T&T invested US$9m upfront to join the facility and contribute to funds needed for the research and development of vaccines.
At the end of 2020, three vaccine candidates had completed stage three trials and were approved for emergency use by the WHO. They were the Pfizer, Moderna and Oxford/AstraZeneca vaccines.
On 30 January 2021, the health minister announced that the government was expecting between 100,000 and 120,000 doses of the AstraZeneca vaccine through the Covax facility by March. Later, on 27 February, he said 100,800 vaccine doses would arrive by the end of March.
In his latest announcement, Deyalsingh said that 33,600 of the 100,800 expected vaccine doses will arrive by the end of March. He said that he expected the balance to arrive in a second shipment by May.
Both the health minister and prime minister have blamed the late start of the T&T vaccine rollout on a global vaccine shortage and vaccine hoarding by rich countries.
“If you were a small purchaser, you were not even listened to or entertained by the suppliers who were out there under the control of the bigger more powerful countries,” Rowley said. “So outside of Covax, there was virtually no supply available to small countries like us.”
But T&T was able to get its hands on 2000 shots when the government of Barbados shared some of the vaccines it received through a donation from the Indian government. The gift was used to vaccinate more than 500 healthcare workers.
On 17 February, nurse Keisha Gomes Prevatt became the first person in Trinidad and Tobago to be vaccinated for Covid-19.
Despite low Covid-19 stats that continue to trend downwards, the health minister has said that it is vaccinations that would lead to a return to life before Covid-19 restrictions.
“If we get enough of the population to take the vaccine, the day will come, I promise you, when you can hug your grandfather, go to a party, and life could return to what we knew it in January 2020,” he said at a press conference on 17 February.
He has declined to say how much of the population would need to be vaccinated to be enough to trigger the lifting of restrictions.

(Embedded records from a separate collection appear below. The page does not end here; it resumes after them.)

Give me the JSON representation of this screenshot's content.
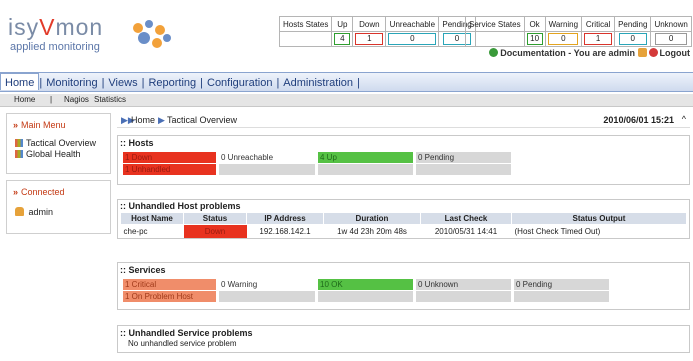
{
  "logo": {
    "text": "isyVmon",
    "tagline": "applied monitoring"
  },
  "host_states": {
    "label": "Hosts States",
    "headers": [
      "Up",
      "Down",
      "Unreachable",
      "Pending"
    ],
    "values": [
      "4",
      "1",
      "0",
      "0"
    ]
  },
  "service_states": {
    "label": "Service States",
    "headers": [
      "Ok",
      "Warning",
      "Critical",
      "Pending",
      "Unknown"
    ],
    "values": [
      "10",
      "0",
      "1",
      "0",
      "0"
    ]
  },
  "header_links": {
    "documentation": "Documentation",
    "you_are": "- You are admin",
    "logout": "Logout"
  },
  "menubar": [
    "Home",
    "Monitoring",
    "Views",
    "Reporting",
    "Configuration",
    "Administration"
  ],
  "subbar": {
    "home": "Home",
    "sep": "|",
    "nagios": "Nagios",
    "statistics": "Statistics"
  },
  "left": {
    "main_menu": {
      "title": "Main Menu",
      "items": [
        "Tactical Overview",
        "Global Health"
      ]
    },
    "connected": {
      "title": "Connected",
      "user": "admin"
    }
  },
  "crumb": {
    "home": "Home",
    "page": "Tactical Overview",
    "datetime": "2010/06/01 15:21"
  },
  "hosts": {
    "title": ":: Hosts",
    "down": "1 Down",
    "unhandled": "1 Unhandled",
    "unreachable": "0 Unreachable",
    "up": "4 Up",
    "pending": "0 Pending"
  },
  "host_problems": {
    "title": ":: Unhandled Host problems",
    "columns": [
      "Host Name",
      "Status",
      "IP Address",
      "Duration",
      "Last Check",
      "Status Output"
    ],
    "rows": [
      [
        "che-pc",
        "Down",
        "192.168.142.1",
        "1w 4d 23h 20m 48s",
        "2010/05/31 14:41",
        "(Host Check Timed Out)"
      ]
    ]
  },
  "services": {
    "title": ":: Services",
    "critical": "1 Critical",
    "on_problem_host": "1 On Problem Host",
    "warning": "0 Warning",
    "ok": "10 OK",
    "unknown": "0 Unknown",
    "pending": "0 Pending"
  },
  "service_problems": {
    "title": ":: Unhandled Service problems",
    "message": "No unhandled service problem"
  },
  "colors": {
    "down": "#e8321f",
    "up": "#55c144",
    "critical": "#f08d6a",
    "menubar_text": "#1f3e7c"
  }
}
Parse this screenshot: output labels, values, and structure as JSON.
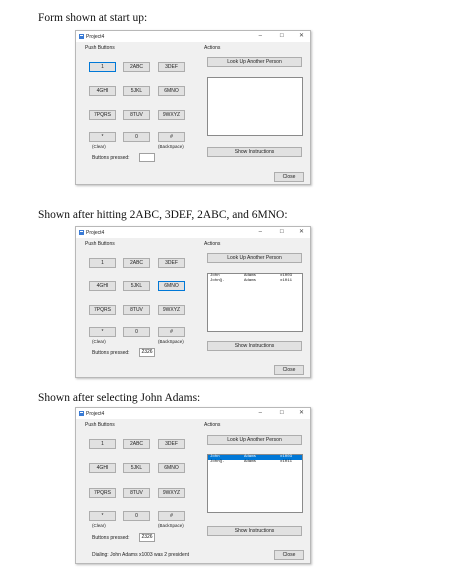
{
  "captions": [
    "Form shown at start up:",
    "Shown after hitting 2ABC, 3DEF, 2ABC, and 6MNO:",
    "Shown after selecting John Adams:"
  ],
  "window": {
    "title": "Project4",
    "min_glyph": "–",
    "max_glyph": "☐",
    "close_glyph": "✕"
  },
  "labels": {
    "push_buttons": "Push Buttons",
    "actions": "Actions",
    "clear": "(Clear)",
    "backspace": "(BackSpace)",
    "buttons_pressed": "Buttons pressed:",
    "look_up": "Look Up Another Person",
    "show_instructions": "Show Instructions",
    "close": "Close"
  },
  "keys": [
    "1",
    "2ABC",
    "3DEF",
    "4GHI",
    "5JKL",
    "6MNO",
    "7PQRS",
    "8TUV",
    "9WXYZ",
    "*",
    "0",
    "#"
  ],
  "forms": [
    {
      "pressed": "",
      "focused_key": "1",
      "list": [],
      "status": ""
    },
    {
      "pressed": "2326",
      "focused_key": "6MNO",
      "list": [
        {
          "first": "John",
          "last": "Adams",
          "ext": "x1003",
          "selected": false
        },
        {
          "first": "JohnQ.",
          "last": "Adams",
          "ext": "x1011",
          "selected": false
        }
      ],
      "status": ""
    },
    {
      "pressed": "2326",
      "focused_key": "",
      "list": [
        {
          "first": "John",
          "last": "Adams",
          "ext": "x1003",
          "selected": true
        },
        {
          "first": "JohnQ.",
          "last": "Adams",
          "ext": "x1011",
          "selected": false
        }
      ],
      "status": "Dialing: John Adams x1003 was 2 president"
    }
  ],
  "colors": {
    "window_bg": "#f0f0f0",
    "button_bg": "#e1e1e1",
    "focus_border": "#0078d7",
    "selection": "#0078d7"
  },
  "icons": {
    "app": "project-app-icon"
  }
}
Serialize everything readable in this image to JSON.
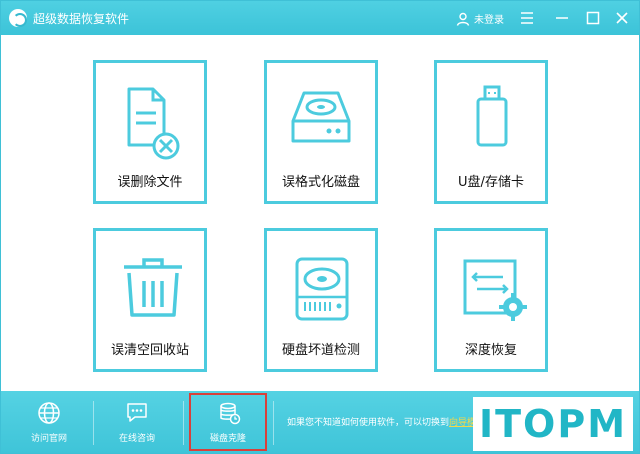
{
  "window": {
    "title": "超级数据恢复软件",
    "user_label": "未登录",
    "accent": "#4ccbde"
  },
  "tiles": [
    {
      "label": "误删除文件",
      "icon": "document-delete-icon"
    },
    {
      "label": "误格式化磁盘",
      "icon": "hard-disk-icon"
    },
    {
      "label": "U盘/存储卡",
      "icon": "usb-drive-icon"
    },
    {
      "label": "误清空回收站",
      "icon": "trash-bin-icon"
    },
    {
      "label": "硬盘坏道检测",
      "icon": "disk-drive-icon"
    },
    {
      "label": "深度恢复",
      "icon": "deep-recovery-icon"
    }
  ],
  "bottom_nav": [
    {
      "label": "访问官网",
      "icon": "globe-icon"
    },
    {
      "label": "在线咨询",
      "icon": "chat-icon"
    },
    {
      "label": "磁盘克隆",
      "icon": "database-clone-icon",
      "highlighted": true
    }
  ],
  "hint": {
    "text": "如果您不知道如何使用软件，可以切换到",
    "link": "向导模"
  },
  "watermark": "ITOPM"
}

The government has said it aims to reach herd immunity through vaccinations, which would require about 70% of the population to be inoculated. It has also said it expects to vaccinate 20% of the population within a year of starting its vaccination programme.
Whether that timetable is possible given the problems the government has had sourcing vaccines remains to be seen. But even if it does take a year to vaccinate 20% of the population, it might still mean T&T will have to live with restrictions at least until 2022.